Entre a eficiência e o risco de corrupção, a escolha é fácil

A proposta de alteração do Código dos Concursos Públicos do Governo é, como reconhece o Tribunal de Contas, um passo em direcção ao pântano. Mesmo que seja economicamente justificada, é politicamente insustentável

Obras que nunca mais arrancam, concursos impugnados, empreitadas que param a meio e nunca mais recomeçam. O cenário criado pelo actual Código dos Contratos Públicos explica boa parte da paralisia que afecta gravemente o investimento público e compromete o interesse dos cidadãos e do país. Mas, se esta realidade justificava a sua revisão, a proposta de alteração do Governo cria um pesadelo sobre o pesadelo existente. Com a Justiça burocrática e lenta que temos, com os meios de fiscalização existentes e, principalmente, com a cultura de corrupção que gravita na órbita dos dinheiros do Estado a proposta do Governo é, como reconhece o Tribunal de Contas, um passo em direcção ao pântano. Mesmo que seja economicamente justificada, a facilitação dos procedimentos dos concursos é politicamente insustentável.

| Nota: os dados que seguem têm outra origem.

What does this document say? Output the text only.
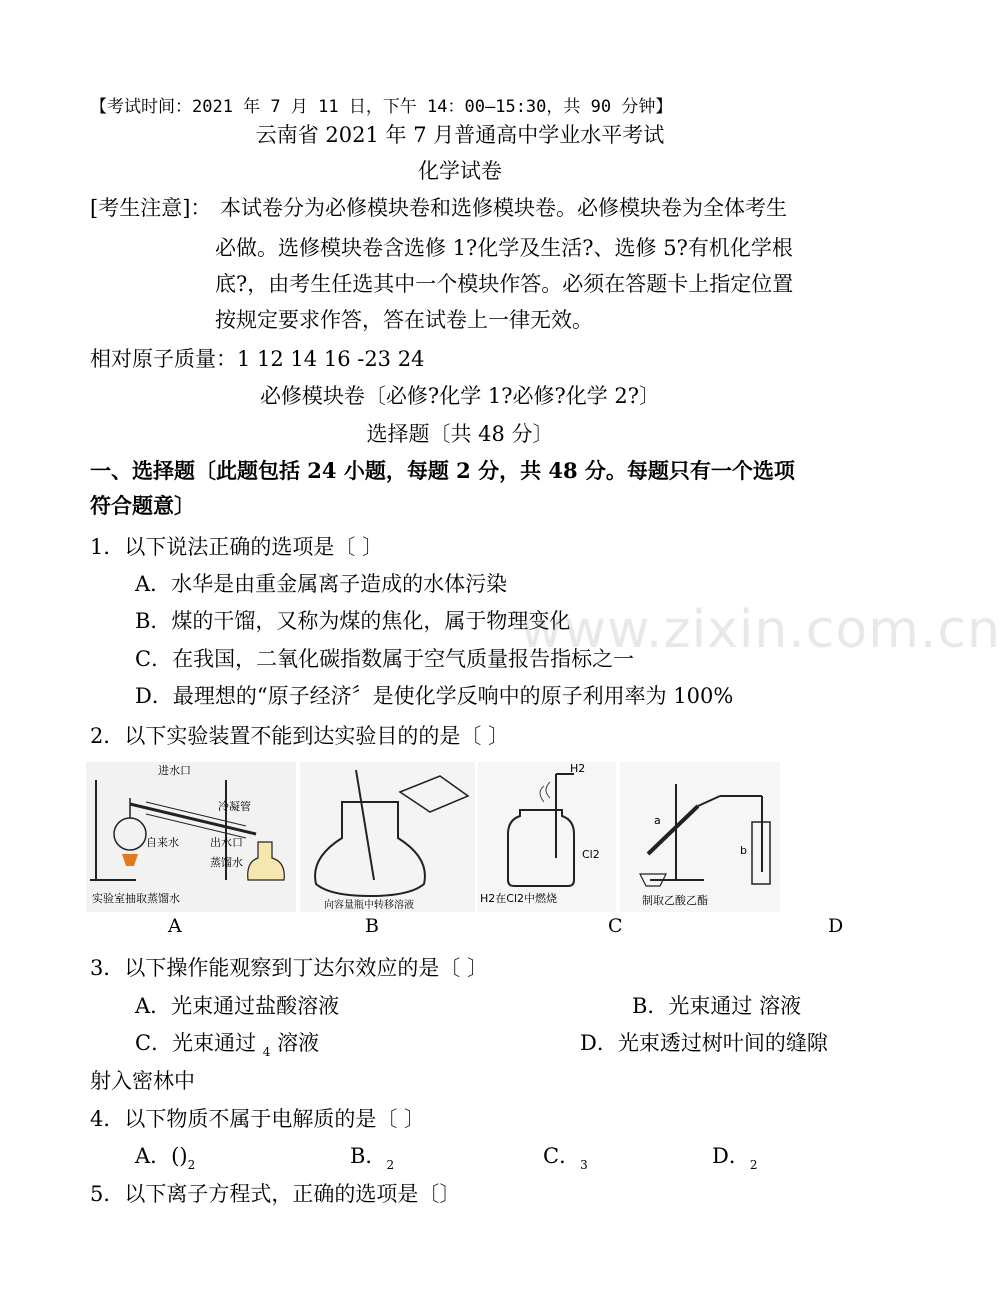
【考试时间：2021 年 7 月 11 日，下午 14：00—15:30，共 90 分钟】
云南省 2021 年 7 月普通高中学业水平考试
化学试卷
[考生注意]： 本试卷分为必修模块卷和选修模块卷。必修模块卷为全体考生
必做。选修模块卷含选修 1?化学及生活?、选修 5?有机化学根
底?，由考生任选其中一个模块作答。必须在答题卡上指定位置
按规定要求作答，答在试卷上一律无效。
相对原子质量：1 12 14 16 -23 24
必修模块卷〔必修?化学 1?必修?化学 2?〕
选择题〔共 48 分〕
一、选择题〔此题包括 24 小题，每题 2 分，共 48 分。每题只有一个选项
符合题意〕
1．以下说法正确的选项是〔 〕
A．水华是由重金属离子造成的水体污染
B．煤的干馏，又称为煤的焦化，属于物理变化
C．在我国，二氧化碳指数属于空气质量报告指标之一
D．最理想的“原子经济〞是使化学反响中的原子利用率为 100%
www.zixin.com.cn
2．以下实验装置不能到达实验目的的是〔 〕
进水口
冷凝管
自来水	出水口
蒸馏水
实验室抽取蒸馏水
向容量瓶中转移溶液
H2
Cl2
H2在Cl2中燃烧
a
b
制取乙酸乙酯
A	B	C	D
3．以下操作能观察到丁达尔效应的是〔 〕
A．光束通过盐酸溶液	B．光束通过 溶液
C．光束通过 $_4$ 溶液	D．光束透过树叶间的缝隙
射入密林中
4．以下物质不属于电解质的是〔 〕
A．$()_2$	B．$_2$	C．$_3$	D．$_2$
5．以下离子方程式，正确的选项是〔〕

O que abre uma discussão de enorme importância para o país. Com o Estado orientado para “pareceres” e não para a “resolução dos problemas”, como recordou António Costa Silva, a execução do investimento público é cada vez mais um pesadelo. E se esta realidade é preocupante para uma administração que executa anualmente 2,4 mil milhões de euros de investimento, sê-lo-á ainda mais quando as transferências europeias exigirem concursos que poderão chegar aos 6,4 mil milhões. Perante a dificuldade, o que faz o Governo? O mais fácil: esvazia concursos com o recurso à consulta prévia, dispensa justificações de custo/benefício ou liberta os adjudicantes de apresentarem projectos de execução nos cadernos de encargos. Se até agora o clientelismo, o compadrio e a corrupção prosperaram na rigidez dos contratos, podemos esperar o quê da sua flexibilização?

O dilema que temos em mãos (incapacidade de execução do investimento público versus ameaça do disparo da corrupção) diz muito sobre o estado a que o país chegou. À paralisia asfixiante e ao risco moral da corrupção institucionalizada. Se este nó só se desata com uma Justiça célere e eficaz, com o reforço do escrutínio e dos mecanismos da transparência, não dispensa também um feroz controlo ético do regime sobre os seus protagonistas políticos. Uma empreitada colossal, que exige tempo e energia. E que dispensa a facilitação do trabalho aos potenciais prevaricadores, que é o que, ainda que involuntariamente, está em jogo nesta alteração legislativa.

Numa altura em que a corrupção alastrou a todas as esferas da vida pública, da Justiça ao desporto, do Exército à administração, uma cedência desta natureza é um erro. Entre a suspeita de ruína ética da República que se vai instalando na percepção das pessoas e o atraso num pacote de obras públicas, a escolha não parece difícil de fazer.